A limited partnership, or "LP", is similar to a general partnership, except that it contains one or more "silent" partners. An unlike a general partnership, forming a limited partnership requires the business owner to proactively choose the business form and register with the state. Generally speaking, an LP is made up of a combination of one or more general partners and one or more limited partners, and is governed by a written partnership agreement. In terms of management rights and responsibilities, the role of a general partner is the same in a limitied partnership as it is in a general partnership. All general partners of an LP have the power to manage the business and bind the partnership in contract. Similarly, they are also personally liable for all of the LP's debts and legal judgments. And like a general partnership, a limited partnership is established, managed, modified, and dissolved according to the terms of the partnership agreement.

The special twist in a limited partnership is the presence of limited partners. Limited partners can essentially be thought of as passive investors, in that they own a stake in the business but do not have a say in how it is run. In exchange for giving up management rights, limited partners receive limited liability. This means that if things go wrong, and the LP loses money or is sued, the limited partner only stands to lose her investment. The one caveat to this is that the rule only protects limited partners who strictly adhere to the LP formalities. In other words, if you enter into an LP as a limited partner, you must always be sure not to participate in any management decisions or otherwise deviate from your partnership agreement, or you will risk losing your limited liability status.

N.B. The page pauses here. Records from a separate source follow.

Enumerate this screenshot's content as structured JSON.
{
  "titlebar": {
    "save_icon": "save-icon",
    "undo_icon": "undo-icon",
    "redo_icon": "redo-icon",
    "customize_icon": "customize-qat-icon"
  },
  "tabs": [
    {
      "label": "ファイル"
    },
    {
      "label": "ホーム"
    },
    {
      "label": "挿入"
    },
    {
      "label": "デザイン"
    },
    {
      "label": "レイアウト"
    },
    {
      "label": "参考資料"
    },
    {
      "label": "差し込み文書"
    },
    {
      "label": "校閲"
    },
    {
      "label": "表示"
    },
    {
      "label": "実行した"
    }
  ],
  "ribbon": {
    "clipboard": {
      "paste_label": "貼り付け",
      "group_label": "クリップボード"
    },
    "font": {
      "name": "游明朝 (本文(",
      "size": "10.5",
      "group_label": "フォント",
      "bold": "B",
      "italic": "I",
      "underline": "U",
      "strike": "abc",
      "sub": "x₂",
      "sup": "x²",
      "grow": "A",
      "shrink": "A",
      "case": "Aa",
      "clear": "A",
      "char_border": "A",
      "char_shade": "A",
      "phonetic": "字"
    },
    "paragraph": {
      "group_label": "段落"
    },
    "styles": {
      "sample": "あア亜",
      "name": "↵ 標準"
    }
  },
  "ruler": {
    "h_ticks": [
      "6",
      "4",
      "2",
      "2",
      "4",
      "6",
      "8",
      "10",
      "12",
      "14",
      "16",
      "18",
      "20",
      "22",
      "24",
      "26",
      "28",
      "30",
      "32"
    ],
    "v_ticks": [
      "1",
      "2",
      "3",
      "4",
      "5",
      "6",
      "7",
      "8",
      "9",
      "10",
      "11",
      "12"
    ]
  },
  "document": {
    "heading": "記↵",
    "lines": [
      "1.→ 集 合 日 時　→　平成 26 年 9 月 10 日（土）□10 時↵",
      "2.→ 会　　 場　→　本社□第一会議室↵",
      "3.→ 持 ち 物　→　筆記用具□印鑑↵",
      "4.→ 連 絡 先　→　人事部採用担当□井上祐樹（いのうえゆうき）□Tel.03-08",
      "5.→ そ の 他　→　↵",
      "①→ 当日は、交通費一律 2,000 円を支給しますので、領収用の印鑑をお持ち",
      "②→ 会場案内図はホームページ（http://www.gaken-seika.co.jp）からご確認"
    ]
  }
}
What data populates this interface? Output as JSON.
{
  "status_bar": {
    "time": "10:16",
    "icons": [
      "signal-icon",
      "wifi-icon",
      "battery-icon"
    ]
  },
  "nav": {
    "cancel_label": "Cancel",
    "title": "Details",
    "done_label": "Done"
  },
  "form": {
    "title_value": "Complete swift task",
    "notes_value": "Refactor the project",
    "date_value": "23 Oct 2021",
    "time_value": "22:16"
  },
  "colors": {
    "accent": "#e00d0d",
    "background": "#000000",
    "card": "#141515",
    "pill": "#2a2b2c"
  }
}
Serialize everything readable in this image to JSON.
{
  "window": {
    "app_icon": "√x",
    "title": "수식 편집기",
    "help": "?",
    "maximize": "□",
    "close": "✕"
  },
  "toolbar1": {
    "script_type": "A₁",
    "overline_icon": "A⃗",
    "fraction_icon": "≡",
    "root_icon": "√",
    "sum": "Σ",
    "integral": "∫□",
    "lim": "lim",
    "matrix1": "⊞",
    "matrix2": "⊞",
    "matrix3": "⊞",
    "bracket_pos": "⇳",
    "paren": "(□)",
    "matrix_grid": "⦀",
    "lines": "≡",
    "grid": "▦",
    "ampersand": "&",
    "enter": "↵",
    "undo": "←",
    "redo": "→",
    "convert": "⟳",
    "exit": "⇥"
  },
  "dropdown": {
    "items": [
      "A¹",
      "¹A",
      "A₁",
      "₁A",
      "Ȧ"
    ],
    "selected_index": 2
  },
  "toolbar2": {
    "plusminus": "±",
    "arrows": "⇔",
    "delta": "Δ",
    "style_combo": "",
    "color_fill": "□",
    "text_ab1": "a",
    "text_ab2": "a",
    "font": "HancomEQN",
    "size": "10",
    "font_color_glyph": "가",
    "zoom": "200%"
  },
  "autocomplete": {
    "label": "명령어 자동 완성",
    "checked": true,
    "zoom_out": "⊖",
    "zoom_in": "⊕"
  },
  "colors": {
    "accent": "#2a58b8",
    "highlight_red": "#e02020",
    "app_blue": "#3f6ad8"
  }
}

Like all partnerships, the income of an LP is not subject to double taxation. This feature has helped to maintain the popularity of limited partnerships through the years. Often, wealthy individuals will use a limited partnership arrangement as a tax "pass through" for their income from other sources. This means that the wealthy investor will invest in a type of business that gets very favorable tax treatment, anticipating that the business will lose money. When the business does in fact lose money, the limited partner loses his investment, but the large tax loss "passes through" the LP and more than offsets this loss with the tax savings to his other income.